The course is designed to get students of philosophy and other social sciences, who have no previous experience in programming and statistics, up and running in R. It covers core concepts of R, visualizations, and statistics to analyze simple estimation, comparison and relational claims.

The course was written by Paul Hasselkuß, Isabelle Keßels, and Daian Vlad Bica.
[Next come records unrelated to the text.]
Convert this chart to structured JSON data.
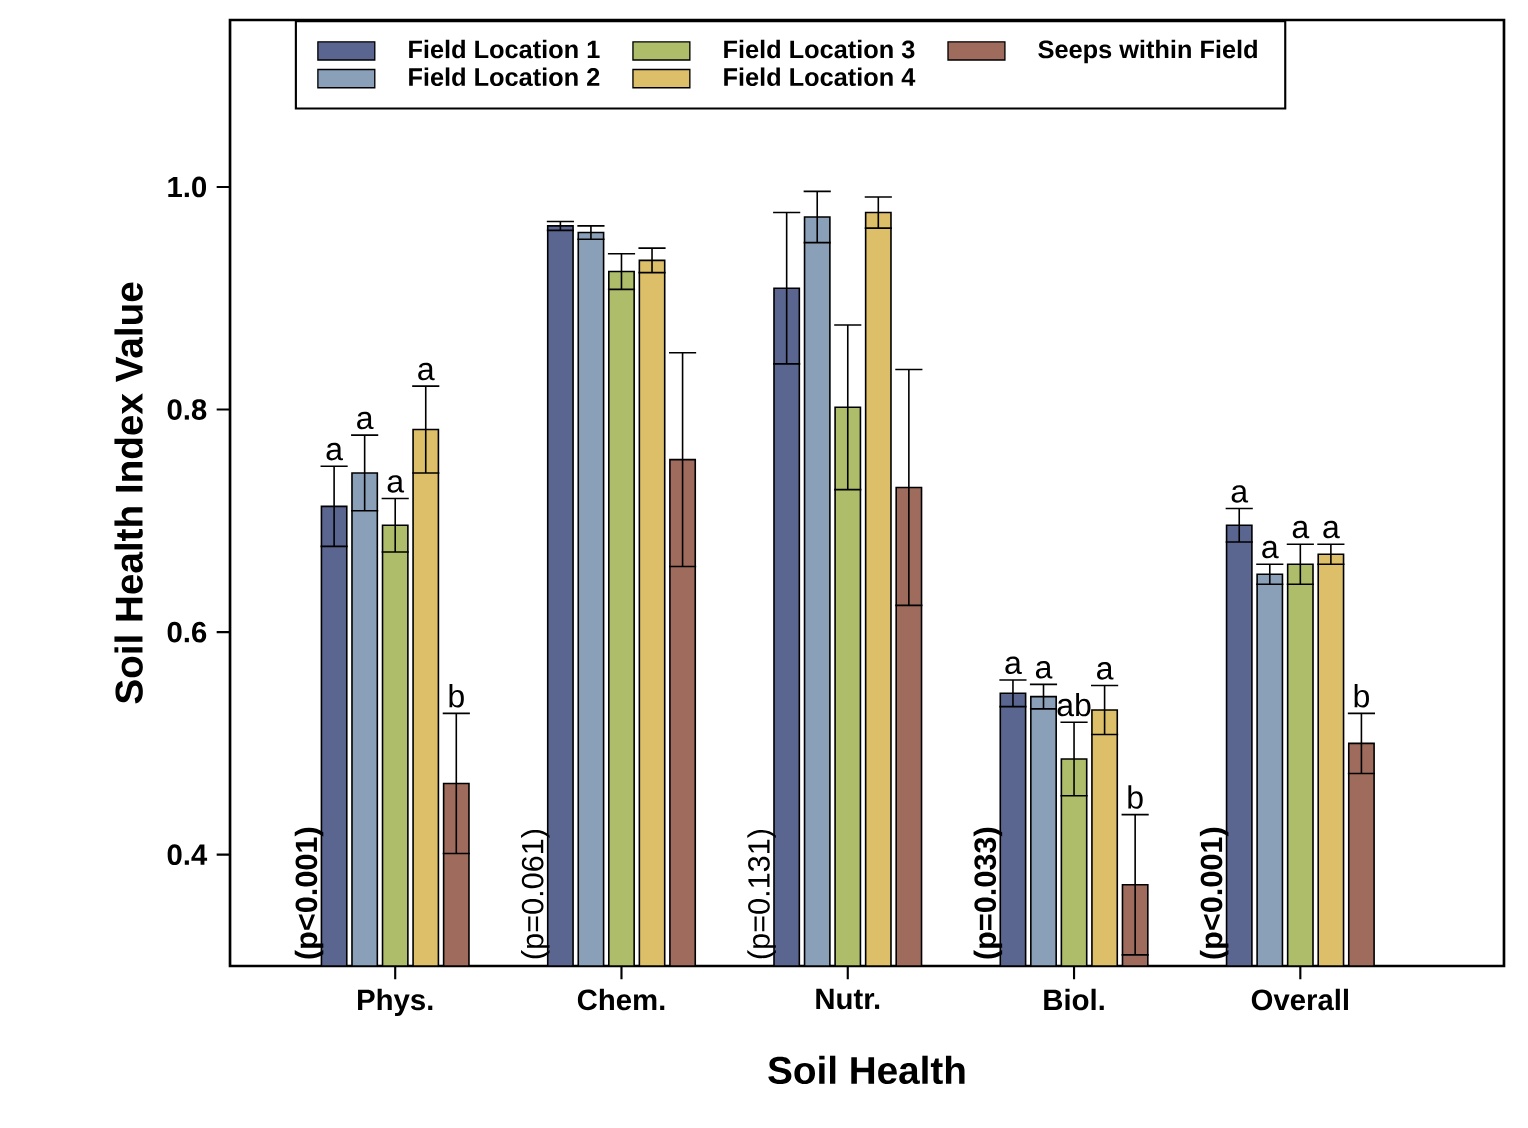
{
  "chart_data": {
    "type": "bar",
    "xlabel": "Soil Health",
    "ylabel": "Soil Health Index Value",
    "categories": [
      "Phys.",
      "Chem.",
      "Nutr.",
      "Biol.",
      "Overall"
    ],
    "ylim": [
      0.3,
      1.15
    ],
    "yticks": [
      {
        "value": 0.4,
        "label": "0.4"
      },
      {
        "value": 0.6,
        "label": "0.6"
      },
      {
        "value": 0.8,
        "label": "0.8"
      },
      {
        "value": 1.0,
        "label": "1.0"
      }
    ],
    "legend": "top",
    "grid": false,
    "series": [
      {
        "name": "Field Location 1",
        "color": "#5a6590",
        "values": [
          0.713,
          0.965,
          0.909,
          0.545,
          0.696
        ],
        "errors": [
          0.036,
          0.004,
          0.068,
          0.012,
          0.015
        ],
        "value_labels": [
          "a",
          null,
          null,
          "a",
          "a"
        ]
      },
      {
        "name": "Field Location 2",
        "color": "#8aa0b8",
        "values": [
          0.743,
          0.959,
          0.973,
          0.542,
          0.652
        ],
        "errors": [
          0.034,
          0.006,
          0.023,
          0.011,
          0.009
        ],
        "value_labels": [
          "a",
          null,
          null,
          "a",
          "a"
        ]
      },
      {
        "name": "Field Location 3",
        "color": "#aebd6a",
        "values": [
          0.696,
          0.924,
          0.802,
          0.486,
          0.661
        ],
        "errors": [
          0.024,
          0.016,
          0.074,
          0.033,
          0.018
        ],
        "value_labels": [
          "a",
          null,
          null,
          "ab",
          "a"
        ]
      },
      {
        "name": "Field Location 4",
        "color": "#dcbf68",
        "values": [
          0.782,
          0.934,
          0.977,
          0.53,
          0.67
        ],
        "errors": [
          0.039,
          0.011,
          0.014,
          0.022,
          0.009
        ],
        "value_labels": [
          "a",
          null,
          null,
          "a",
          "a"
        ]
      },
      {
        "name": "Seeps within Field",
        "color": "#9e6b5c",
        "values": [
          0.464,
          0.755,
          0.73,
          0.373,
          0.5
        ],
        "errors": [
          0.063,
          0.096,
          0.106,
          0.063,
          0.027
        ],
        "value_labels": [
          "b",
          null,
          null,
          "b",
          "b"
        ]
      }
    ],
    "annotations": [
      {
        "text": "**(p<0.001)**",
        "x": "Phys.",
        "y": 0.3
      },
      {
        "text": "(p=0.061)",
        "x": "Chem.",
        "y": 0.3
      },
      {
        "text": "(p=0.131)",
        "x": "Nutr.",
        "y": 0.3
      },
      {
        "text": "**(p=0.033)**",
        "x": "Biol.",
        "y": 0.3
      },
      {
        "text": "**(p<0.001)**",
        "x": "Overall",
        "y": 0.3
      }
    ]
  }
}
It was supported by Heinrich Heine University's E-Learning Support Fund (ELFF, 2023-I).

Overview

The course consists of five notebooks:

  • The first notebook explains how to use the notebooks and introduces R.
  • The second notebook introduces variables and functions.
  • The third notebook explains how data can be loaded into R and how R can be used to create different plots.
  • The fourth notebook introduces summary statistics and confidence intervals
  • The fifth and final notebook explains p-values and (simple) linear regression.

Future Plans

  • Use tidyverse rather than R's core functions (especially for plotting)
  • Expand the modeling part to cover additional types of models/variables
  • Properly discuss differences between normal and non-normal distributions and how to check these
  • Explain how data can be cleaned-up
  • Translate to English

License

Except for some images (see images/README.md), the course is available under Creative Commons Attribution-ShareAlike 4.0 International License (CC BY-SA 4.0).